Over a long period of time it is found that the average packed was 3 kg
with a standard deviation of 0.1 kg.
Assuming the packing is normally distributed,
we can find the fraction (or %) of packages that weigh more than 3.1 kg.
*/
double mean = 3.; // kg
double standard_deviation = 0.1; // kg
normal packs(mean, standard_deviation);
double max_weight = 3.1; // kg
cout << "Percentage of packs > " << max_weight << " is "
<< cdf(complement(packs, max_weight)) << endl; // P(X > 3.1)
double under_weight = 2.9;
cout <<"fraction of packs <= " << under_weight << " with a mean of " << mean
<< " is " << cdf(complement(packs, under_weight)) << endl;
// fraction of packs <= 2.9 with a mean of 3 is 0.841345
// This is 0.84 - more than the target 0.95
// Want 95% to be over this weight, so what should we set the mean weight to be?
// KK StatCalc says:
double over_mean = 3.0664;
normal xpacks(over_mean, standard_deviation);
cout << "fraction of packs >= " << under_weight
<< " with a mean of " << xpacks.mean()
<< " is " << cdf(complement(xpacks, under_weight)) << endl;
// fraction of packs >= 2.9 with a mean of 3.06449 is 0.950005
double under_fraction = 0.05; // so 95% are above the minimum weight mean - sd = 2.9
double low_limit = standard_deviation;
double offset = mean - low_limit - quantile(packs, under_fraction);
double nominal_mean = mean + offset;
normal nominal_packs(nominal_mean, standard_deviation);
cout << "Setting the packer to " << nominal_mean << " will mean that "
<< "fraction of packs >= " << under_weight
<< " is " << cdf(complement(nominal_packs, under_weight)) << endl;
/*`
Setting the packer to 3.06449 will mean that fraction of packs >= 2.9 is 0.95.
Setting the packer to 3.13263 will mean that fraction of packs >= 2.9 is 0.99,
but will more than double the mean loss from 0.0644 to 0.133.
Alternatively, we could invest in a better (more precise) packer with a lower standard deviation.
To estimate how much better (how much smaller standard deviation) it would have to be,
we need to get the 5% quantile to be located at the under_weight limit, 2.9
*/
double p = 0.05; // wanted p th quantile.
cout << "Quantile of " << p << " = " << quantile(packs, p)

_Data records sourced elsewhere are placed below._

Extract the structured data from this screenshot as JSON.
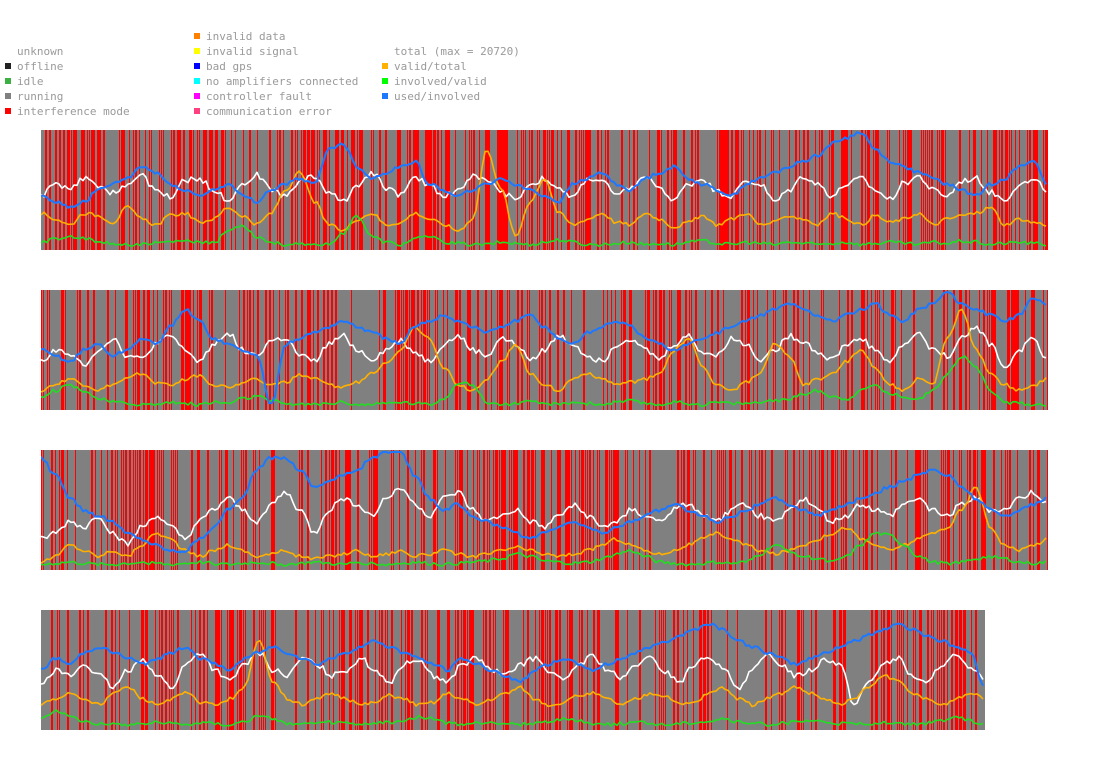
{
  "legend": {
    "col1": [
      {
        "label": "unknown",
        "color": ""
      },
      {
        "label": "offline",
        "color": "#222222"
      },
      {
        "label": "idle",
        "color": "#3cb043"
      },
      {
        "label": "running",
        "color": "#808080"
      },
      {
        "label": "interference mode",
        "color": "#ff0000"
      }
    ],
    "col2": [
      {
        "label": "invalid data",
        "color": "#ff8000"
      },
      {
        "label": "invalid signal",
        "color": "#ffff00"
      },
      {
        "label": "bad gps",
        "color": "#0000ff"
      },
      {
        "label": "no amplifiers connected",
        "color": "#00ffff"
      },
      {
        "label": "controller fault",
        "color": "#ff00ff"
      },
      {
        "label": "communication error",
        "color": "#ff4080"
      }
    ],
    "col3": [
      {
        "label": "total (max = 20720)",
        "color": ""
      },
      {
        "label": "valid/total",
        "color": "#ffb000"
      },
      {
        "label": "involved/valid",
        "color": "#00ff00"
      },
      {
        "label": "used/involved",
        "color": "#1e78ff"
      }
    ]
  },
  "chart_data": {
    "type": "line",
    "title": "",
    "background_state": "running",
    "event_state": "interference mode",
    "total_max": 20720,
    "series_order": [
      "total (max = 20720)",
      "valid/total",
      "involved/valid",
      "used/involved"
    ],
    "series_colors": {
      "total (max = 20720)": "#ffffff",
      "valid/total": "#ffb000",
      "involved/valid": "#22dd22",
      "used/involved": "#1e78ff"
    },
    "strips": [
      {
        "interference_density": 0.45,
        "total": [
          0.45,
          0.55,
          0.5,
          0.6,
          0.52,
          0.48,
          0.55,
          0.62,
          0.5,
          0.44,
          0.58,
          0.6,
          0.5,
          0.42,
          0.55,
          0.63,
          0.5,
          0.45,
          0.58,
          0.62,
          0.48,
          0.4,
          0.55,
          0.65,
          0.52,
          0.46,
          0.6,
          0.55,
          0.45,
          0.5,
          0.62,
          0.58,
          0.48,
          0.42,
          0.55,
          0.6,
          0.5,
          0.44,
          0.6,
          0.58,
          0.45,
          0.52,
          0.62,
          0.5,
          0.42,
          0.55,
          0.6,
          0.48,
          0.45,
          0.58,
          0.55,
          0.4,
          0.5,
          0.62,
          0.55,
          0.45,
          0.55,
          0.6,
          0.5,
          0.42,
          0.56,
          0.62,
          0.5,
          0.45,
          0.58,
          0.6,
          0.48,
          0.42,
          0.55,
          0.58,
          0.5
        ],
        "valid_total": [
          0.3,
          0.25,
          0.2,
          0.3,
          0.28,
          0.22,
          0.35,
          0.25,
          0.2,
          0.28,
          0.3,
          0.22,
          0.25,
          0.35,
          0.28,
          0.2,
          0.3,
          0.5,
          0.65,
          0.4,
          0.2,
          0.15,
          0.25,
          0.3,
          0.2,
          0.22,
          0.3,
          0.25,
          0.2,
          0.15,
          0.25,
          0.85,
          0.5,
          0.1,
          0.4,
          0.6,
          0.3,
          0.2,
          0.25,
          0.3,
          0.22,
          0.2,
          0.3,
          0.25,
          0.18,
          0.22,
          0.28,
          0.2,
          0.25,
          0.3,
          0.2,
          0.22,
          0.28,
          0.25,
          0.2,
          0.3,
          0.25,
          0.2,
          0.28,
          0.22,
          0.25,
          0.3,
          0.2,
          0.25,
          0.28,
          0.3,
          0.35,
          0.2,
          0.25,
          0.22,
          0.2
        ],
        "involved_valid": [
          0.05,
          0.08,
          0.1,
          0.08,
          0.05,
          0.04,
          0.03,
          0.03,
          0.04,
          0.05,
          0.06,
          0.05,
          0.04,
          0.15,
          0.2,
          0.1,
          0.05,
          0.03,
          0.03,
          0.02,
          0.04,
          0.12,
          0.28,
          0.1,
          0.05,
          0.03,
          0.08,
          0.1,
          0.05,
          0.04,
          0.03,
          0.03,
          0.05,
          0.04,
          0.03,
          0.05,
          0.07,
          0.05,
          0.03,
          0.03,
          0.04,
          0.05,
          0.03,
          0.04,
          0.03,
          0.05,
          0.06,
          0.04,
          0.03,
          0.05,
          0.04,
          0.03,
          0.05,
          0.04,
          0.03,
          0.04,
          0.05,
          0.03,
          0.04,
          0.05,
          0.04,
          0.03,
          0.05,
          0.04,
          0.06,
          0.05,
          0.03,
          0.04,
          0.05,
          0.04,
          0.03
        ],
        "used_involved": [
          0.45,
          0.4,
          0.35,
          0.4,
          0.5,
          0.55,
          0.6,
          0.7,
          0.65,
          0.55,
          0.5,
          0.45,
          0.5,
          0.55,
          0.45,
          0.4,
          0.5,
          0.55,
          0.6,
          0.55,
          0.85,
          0.9,
          0.7,
          0.6,
          0.65,
          0.7,
          0.75,
          0.55,
          0.5,
          0.45,
          0.5,
          0.55,
          0.6,
          0.55,
          0.5,
          0.45,
          0.4,
          0.55,
          0.6,
          0.65,
          0.55,
          0.5,
          0.6,
          0.65,
          0.7,
          0.6,
          0.55,
          0.5,
          0.45,
          0.55,
          0.6,
          0.65,
          0.7,
          0.75,
          0.8,
          0.9,
          0.95,
          1.0,
          0.85,
          0.75,
          0.7,
          0.65,
          0.6,
          0.55,
          0.5,
          0.45,
          0.55,
          0.6,
          0.7,
          0.75,
          0.55
        ]
      },
      {
        "interference_density": 0.35,
        "total": [
          0.4,
          0.5,
          0.45,
          0.38,
          0.5,
          0.6,
          0.45,
          0.42,
          0.55,
          0.62,
          0.5,
          0.4,
          0.55,
          0.65,
          0.5,
          0.45,
          0.58,
          0.6,
          0.45,
          0.4,
          0.55,
          0.62,
          0.5,
          0.42,
          0.5,
          0.58,
          0.48,
          0.4,
          0.55,
          0.62,
          0.5,
          0.45,
          0.6,
          0.55,
          0.42,
          0.5,
          0.62,
          0.55,
          0.45,
          0.4,
          0.55,
          0.6,
          0.5,
          0.42,
          0.55,
          0.62,
          0.48,
          0.45,
          0.6,
          0.55,
          0.42,
          0.5,
          0.62,
          0.58,
          0.48,
          0.42,
          0.55,
          0.6,
          0.5,
          0.4,
          0.55,
          0.65,
          0.5,
          0.45,
          0.6,
          0.7,
          0.55,
          0.35,
          0.5,
          0.6,
          0.4
        ],
        "valid_total": [
          0.15,
          0.2,
          0.25,
          0.2,
          0.15,
          0.2,
          0.25,
          0.3,
          0.22,
          0.2,
          0.25,
          0.28,
          0.2,
          0.18,
          0.22,
          0.25,
          0.2,
          0.22,
          0.28,
          0.25,
          0.2,
          0.18,
          0.22,
          0.3,
          0.4,
          0.5,
          0.7,
          0.6,
          0.35,
          0.2,
          0.15,
          0.25,
          0.4,
          0.55,
          0.3,
          0.2,
          0.15,
          0.25,
          0.3,
          0.25,
          0.2,
          0.22,
          0.25,
          0.3,
          0.5,
          0.6,
          0.35,
          0.2,
          0.15,
          0.22,
          0.3,
          0.55,
          0.45,
          0.2,
          0.25,
          0.3,
          0.4,
          0.5,
          0.35,
          0.2,
          0.15,
          0.25,
          0.2,
          0.6,
          0.85,
          0.5,
          0.3,
          0.2,
          0.15,
          0.2,
          0.25
        ],
        "involved_valid": [
          0.1,
          0.15,
          0.2,
          0.15,
          0.08,
          0.05,
          0.04,
          0.03,
          0.03,
          0.05,
          0.04,
          0.03,
          0.05,
          0.04,
          0.08,
          0.1,
          0.06,
          0.04,
          0.03,
          0.03,
          0.04,
          0.05,
          0.03,
          0.03,
          0.04,
          0.05,
          0.04,
          0.03,
          0.08,
          0.22,
          0.2,
          0.05,
          0.03,
          0.04,
          0.05,
          0.04,
          0.03,
          0.05,
          0.04,
          0.03,
          0.05,
          0.06,
          0.04,
          0.03,
          0.05,
          0.04,
          0.03,
          0.05,
          0.04,
          0.04,
          0.05,
          0.06,
          0.08,
          0.12,
          0.15,
          0.1,
          0.08,
          0.15,
          0.2,
          0.12,
          0.1,
          0.08,
          0.15,
          0.3,
          0.45,
          0.35,
          0.15,
          0.05,
          0.04,
          0.03,
          0.03
        ],
        "used_involved": [
          0.5,
          0.45,
          0.4,
          0.5,
          0.55,
          0.45,
          0.5,
          0.6,
          0.55,
          0.7,
          0.85,
          0.75,
          0.6,
          0.55,
          0.5,
          0.45,
          0.03,
          0.55,
          0.6,
          0.65,
          0.7,
          0.75,
          0.7,
          0.65,
          0.6,
          0.55,
          0.7,
          0.75,
          0.8,
          0.75,
          0.7,
          0.65,
          0.7,
          0.75,
          0.8,
          0.7,
          0.6,
          0.55,
          0.65,
          0.7,
          0.75,
          0.7,
          0.6,
          0.55,
          0.5,
          0.55,
          0.6,
          0.65,
          0.7,
          0.75,
          0.8,
          0.85,
          0.9,
          0.85,
          0.8,
          0.75,
          0.8,
          0.85,
          0.9,
          0.8,
          0.75,
          0.85,
          0.9,
          1.0,
          0.9,
          0.85,
          0.8,
          0.75,
          0.8,
          0.95,
          0.9
        ]
      },
      {
        "interference_density": 0.4,
        "total": [
          0.25,
          0.3,
          0.4,
          0.35,
          0.45,
          0.3,
          0.2,
          0.35,
          0.45,
          0.35,
          0.25,
          0.4,
          0.5,
          0.6,
          0.5,
          0.4,
          0.55,
          0.65,
          0.5,
          0.3,
          0.5,
          0.6,
          0.55,
          0.45,
          0.6,
          0.7,
          0.55,
          0.45,
          0.6,
          0.65,
          0.5,
          0.4,
          0.45,
          0.5,
          0.4,
          0.35,
          0.45,
          0.55,
          0.45,
          0.35,
          0.4,
          0.5,
          0.45,
          0.4,
          0.5,
          0.55,
          0.45,
          0.4,
          0.5,
          0.55,
          0.45,
          0.4,
          0.5,
          0.6,
          0.5,
          0.4,
          0.45,
          0.55,
          0.5,
          0.45,
          0.55,
          0.6,
          0.5,
          0.45,
          0.55,
          0.6,
          0.5,
          0.5,
          0.6,
          0.65,
          0.55
        ],
        "valid_total": [
          0.05,
          0.1,
          0.2,
          0.15,
          0.1,
          0.15,
          0.1,
          0.2,
          0.3,
          0.25,
          0.15,
          0.1,
          0.15,
          0.2,
          0.15,
          0.1,
          0.12,
          0.15,
          0.1,
          0.08,
          0.1,
          0.12,
          0.15,
          0.1,
          0.12,
          0.15,
          0.1,
          0.12,
          0.15,
          0.12,
          0.1,
          0.12,
          0.15,
          0.18,
          0.15,
          0.12,
          0.1,
          0.12,
          0.15,
          0.2,
          0.25,
          0.2,
          0.15,
          0.12,
          0.15,
          0.2,
          0.25,
          0.3,
          0.25,
          0.2,
          0.15,
          0.12,
          0.15,
          0.2,
          0.25,
          0.3,
          0.35,
          0.25,
          0.2,
          0.15,
          0.2,
          0.25,
          0.3,
          0.35,
          0.5,
          0.7,
          0.35,
          0.2,
          0.15,
          0.2,
          0.25
        ],
        "involved_valid": [
          0.03,
          0.04,
          0.05,
          0.04,
          0.03,
          0.03,
          0.04,
          0.05,
          0.04,
          0.03,
          0.04,
          0.05,
          0.04,
          0.03,
          0.04,
          0.05,
          0.04,
          0.03,
          0.04,
          0.05,
          0.04,
          0.03,
          0.05,
          0.04,
          0.03,
          0.04,
          0.05,
          0.04,
          0.03,
          0.04,
          0.05,
          0.06,
          0.08,
          0.12,
          0.1,
          0.06,
          0.05,
          0.04,
          0.05,
          0.08,
          0.12,
          0.15,
          0.1,
          0.05,
          0.04,
          0.03,
          0.04,
          0.05,
          0.04,
          0.05,
          0.12,
          0.2,
          0.15,
          0.1,
          0.08,
          0.05,
          0.1,
          0.2,
          0.3,
          0.28,
          0.2,
          0.1,
          0.05,
          0.04,
          0.05,
          0.08,
          0.1,
          0.08,
          0.05,
          0.04,
          0.05
        ],
        "used_involved": [
          0.95,
          0.8,
          0.6,
          0.5,
          0.45,
          0.4,
          0.3,
          0.25,
          0.2,
          0.15,
          0.15,
          0.25,
          0.35,
          0.5,
          0.6,
          0.85,
          0.95,
          0.95,
          0.85,
          0.7,
          0.75,
          0.8,
          0.85,
          0.95,
          1.0,
          1.0,
          0.8,
          0.6,
          0.5,
          0.55,
          0.45,
          0.4,
          0.35,
          0.3,
          0.25,
          0.3,
          0.35,
          0.4,
          0.35,
          0.3,
          0.35,
          0.4,
          0.45,
          0.5,
          0.55,
          0.5,
          0.45,
          0.4,
          0.45,
          0.5,
          0.55,
          0.6,
          0.55,
          0.5,
          0.45,
          0.5,
          0.55,
          0.6,
          0.65,
          0.7,
          0.75,
          0.8,
          0.85,
          0.8,
          0.7,
          0.6,
          0.5,
          0.45,
          0.5,
          0.55,
          0.6
        ]
      },
      {
        "interference_density": 0.35,
        "total": [
          0.4,
          0.5,
          0.45,
          0.55,
          0.45,
          0.35,
          0.5,
          0.6,
          0.45,
          0.35,
          0.55,
          0.65,
          0.5,
          0.4,
          0.55,
          0.65,
          0.5,
          0.45,
          0.6,
          0.55,
          0.45,
          0.5,
          0.6,
          0.5,
          0.4,
          0.55,
          0.6,
          0.45,
          0.4,
          0.55,
          0.6,
          0.5,
          0.45,
          0.55,
          0.6,
          0.5,
          0.4,
          0.55,
          0.62,
          0.5,
          0.42,
          0.55,
          0.6,
          0.48,
          0.4,
          0.55,
          0.62,
          0.5,
          0.35,
          0.5,
          0.62,
          0.55,
          0.45,
          0.5,
          0.6,
          0.55,
          0.2,
          0.4,
          0.55,
          0.6,
          0.45,
          0.38,
          0.55,
          0.62,
          0.5,
          0.42
        ],
        "valid_total": [
          0.2,
          0.25,
          0.3,
          0.25,
          0.2,
          0.3,
          0.35,
          0.25,
          0.2,
          0.25,
          0.3,
          0.22,
          0.2,
          0.25,
          0.35,
          0.75,
          0.4,
          0.25,
          0.2,
          0.25,
          0.3,
          0.25,
          0.2,
          0.22,
          0.28,
          0.25,
          0.2,
          0.22,
          0.3,
          0.25,
          0.2,
          0.25,
          0.3,
          0.35,
          0.25,
          0.2,
          0.22,
          0.28,
          0.3,
          0.25,
          0.2,
          0.25,
          0.3,
          0.28,
          0.2,
          0.22,
          0.3,
          0.35,
          0.25,
          0.2,
          0.25,
          0.3,
          0.35,
          0.3,
          0.25,
          0.2,
          0.25,
          0.35,
          0.45,
          0.4,
          0.3,
          0.25,
          0.2,
          0.25,
          0.3,
          0.25
        ],
        "involved_valid": [
          0.08,
          0.15,
          0.1,
          0.06,
          0.04,
          0.03,
          0.03,
          0.04,
          0.05,
          0.04,
          0.03,
          0.05,
          0.04,
          0.03,
          0.06,
          0.1,
          0.08,
          0.04,
          0.03,
          0.04,
          0.05,
          0.04,
          0.03,
          0.04,
          0.05,
          0.06,
          0.1,
          0.08,
          0.04,
          0.03,
          0.04,
          0.05,
          0.04,
          0.03,
          0.04,
          0.06,
          0.08,
          0.06,
          0.04,
          0.03,
          0.04,
          0.05,
          0.04,
          0.03,
          0.04,
          0.05,
          0.06,
          0.08,
          0.05,
          0.04,
          0.03,
          0.04,
          0.05,
          0.06,
          0.05,
          0.04,
          0.03,
          0.04,
          0.05,
          0.04,
          0.03,
          0.04,
          0.06,
          0.1,
          0.06,
          0.04
        ],
        "used_involved": [
          0.5,
          0.6,
          0.55,
          0.65,
          0.7,
          0.65,
          0.6,
          0.55,
          0.6,
          0.65,
          0.7,
          0.6,
          0.55,
          0.5,
          0.6,
          0.65,
          0.7,
          0.65,
          0.6,
          0.55,
          0.6,
          0.65,
          0.7,
          0.75,
          0.7,
          0.65,
          0.6,
          0.55,
          0.5,
          0.6,
          0.55,
          0.5,
          0.45,
          0.4,
          0.5,
          0.55,
          0.6,
          0.55,
          0.5,
          0.55,
          0.6,
          0.65,
          0.7,
          0.75,
          0.8,
          0.85,
          0.9,
          0.85,
          0.75,
          0.7,
          0.65,
          0.6,
          0.55,
          0.6,
          0.65,
          0.7,
          0.75,
          0.8,
          0.85,
          0.9,
          0.85,
          0.8,
          0.75,
          0.7,
          0.65,
          0.35
        ]
      }
    ]
  }
}
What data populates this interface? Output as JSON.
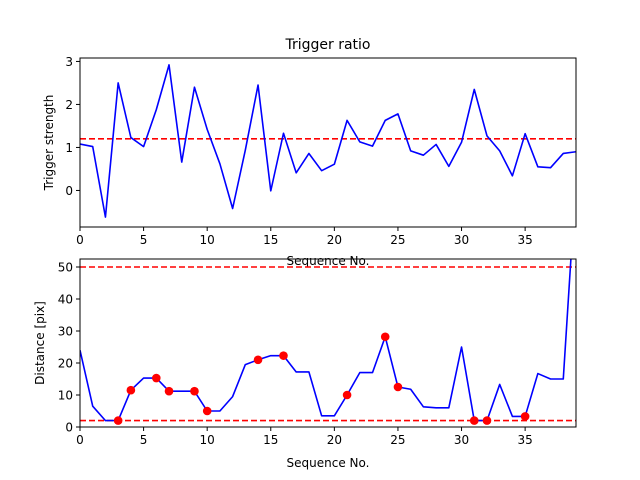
{
  "colors": {
    "line": "#0000ff",
    "threshold": "#ff0000",
    "marker": "#ff0000",
    "axes": "#000000",
    "background": "#ffffff"
  },
  "chart_data": [
    {
      "type": "line",
      "title": "Trigger ratio",
      "xlabel": "Sequence No.",
      "ylabel": "Trigger strength",
      "xlim": [
        0,
        39
      ],
      "ylim": [
        -0.85,
        3.08
      ],
      "xticks": [
        0,
        5,
        10,
        15,
        20,
        25,
        30,
        35
      ],
      "yticks": [
        0,
        1,
        2,
        3
      ],
      "grid": false,
      "series": [
        {
          "x": [
            0,
            1,
            2,
            3,
            4,
            5,
            6,
            7,
            8,
            9,
            10,
            11,
            12,
            13,
            14,
            15,
            16,
            17,
            18,
            19,
            20,
            21,
            22,
            23,
            24,
            25,
            26,
            27,
            28,
            29,
            30,
            31,
            32,
            33,
            34,
            35,
            36,
            37,
            38,
            39
          ],
          "values": [
            1.08,
            1.02,
            -0.62,
            2.5,
            1.23,
            1.02,
            1.88,
            2.92,
            0.66,
            2.4,
            1.42,
            0.62,
            -0.42,
            0.94,
            2.45,
            -0.01,
            1.33,
            0.41,
            0.86,
            0.46,
            0.61,
            1.63,
            1.13,
            1.03,
            1.63,
            1.78,
            0.92,
            0.82,
            1.07,
            0.56,
            1.12,
            2.35,
            1.27,
            0.92,
            0.34,
            1.32,
            0.55,
            0.53,
            0.86,
            0.9
          ]
        }
      ],
      "hlines": [
        1.2
      ]
    },
    {
      "type": "line",
      "title": "",
      "xlabel": "Sequence No.",
      "ylabel": "Distance [pix]",
      "xlim": [
        0,
        39
      ],
      "ylim": [
        0,
        52.5
      ],
      "xticks": [
        0,
        5,
        10,
        15,
        20,
        25,
        30,
        35
      ],
      "yticks": [
        0,
        10,
        20,
        30,
        40,
        50
      ],
      "grid": false,
      "series": [
        {
          "x": [
            0,
            1,
            2,
            3,
            4,
            5,
            6,
            7,
            8,
            9,
            10,
            11,
            12,
            13,
            14,
            15,
            16,
            17,
            18,
            19,
            20,
            21,
            22,
            23,
            24,
            25,
            26,
            27,
            28,
            29,
            30,
            31,
            32,
            33,
            34,
            35,
            36,
            37,
            38,
            38.6
          ],
          "values": [
            24,
            6.5,
            2,
            2,
            11.5,
            15.3,
            15.3,
            11.2,
            11.2,
            11.2,
            5,
            5,
            9.5,
            19.5,
            21,
            22.3,
            22.3,
            17.2,
            17.2,
            3.5,
            3.5,
            10,
            17,
            17,
            28.2,
            12.5,
            11.8,
            6.3,
            6,
            6,
            25,
            2,
            2,
            13.3,
            3.3,
            3.3,
            16.7,
            15,
            15,
            52.5
          ]
        }
      ],
      "markers": {
        "x": [
          3,
          4,
          6,
          7,
          9,
          10,
          14,
          16,
          21,
          24,
          25,
          31,
          32,
          35
        ],
        "values": [
          2,
          11.5,
          15.3,
          11.2,
          11.2,
          5,
          21,
          22.3,
          10,
          28.2,
          12.5,
          2,
          2,
          3.3
        ]
      },
      "hlines": [
        2,
        50
      ]
    }
  ]
}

<< ", mean = " << packs.mean() << ", sd = " << packs.standard_deviation() << endl; //
/*`
Quantile of 0.05 = 2.83551, mean = 3, sd = 0.1
With the current packer (mean = 3, sd = 0.1), the 5% quantile is at 2.8551 kg,
a little below our target of 2.9 kg.
So we know that the standard deviation is going to have to be smaller.
Let's start by guessing that it (now 0.1) needs to be halved, to a standard deviation of 0.05
*/
normal pack05(mean, 0.05);
cout << "Quantile of " << p << " = " << quantile(pack05, p)
<< ", mean = " << pack05.mean() << ", sd = " << pack05.standard_deviation() << endl;
cout <<"Fraction of packs >= " << under_weight << " with a mean of " << mean
<< " and standard deviation of " << pack05.standard_deviation()
<< " is " << cdf(complement(pack05, under_weight)) << endl;
//
/*`
Fraction of packs >= 2.9 with a mean of 3 and standard deviation of 0.05 is 0.9772
So 0.05 was quite a good guess, but we are a little over the 2.9 target,
so the standard deviation could be a tiny bit more. So we could do some
more guessing to get closer, say by increasing to 0.06
*/
normal pack06(mean, 0.06);
cout << "Quantile of " << p << " = " << quantile(pack06, p)
<< ", mean = " << pack06.mean() << ", sd = " << pack06.standard_deviation() << endl;
cout <<"Fraction of packs >= " << under_weight << " with a mean of " << mean
<< " and standard deviation of " << pack06.standard_deviation()
<< " is " << cdf(complement(pack06, under_weight)) << endl;
/*`
Fraction of packs >= 2.9 with a mean of 3 and standard deviation of 0.06 is 0.9522
Now we are getting really close, but to do the job properly,
we could use root finding method, for example the tools provided, and used elsewhere,
in the Math Toolkit, see __root_finding_without_derivatives.
But in this normal distribution case, we could be even smarter and make a direct calculation.
*/
//] [/root_find2]
}
catch(const std::exception& e)
{ // Always useful to include try & catch blocks because default policies
// are to throw exceptions on arguments that cause errors like underflow, overflow.
// Lacking try & catch blocks, the program will abort without a message below,
// which may give some helpful clues as to the cause of the exception.
std::cout <<
"\n""Message from thrown exception was:\n " << e.what() << std::endl;
}
return 0;
} // int main()
/*
Output is:
//[root_find_output
Autorun "i:\boost-06-05-03-1300\libs\math\test\Math_test\debug\find_root_example.exe"
Example: Normal distribution, root finding.Percentage of packs > 3.1 is 0.158655
fraction of packs <= 2.9 with a mean of 3 is 0.841345
fraction of packs >= 2.9 with a mean of 3.0664 is 0.951944
Setting the packer to 3.06449 will mean that fraction of packs >= 2.9 is 0.95
Quantile of 0.05 = 2.83551, mean = 3, sd = 0.1
Quantile of 0.05 = 2.91776, mean = 3, sd = 0.05
Fraction of packs >= 2.9 with a mean of 3 and standard deviation of 0.05 is 0.97725
Quantile of 0.05 = 2.90131, mean = 3, sd = 0.06
Fraction of packs >= 2.9 with a mean of 3 and standard deviation of 0.06 is 0.95221
//] [/root_find_output]
*/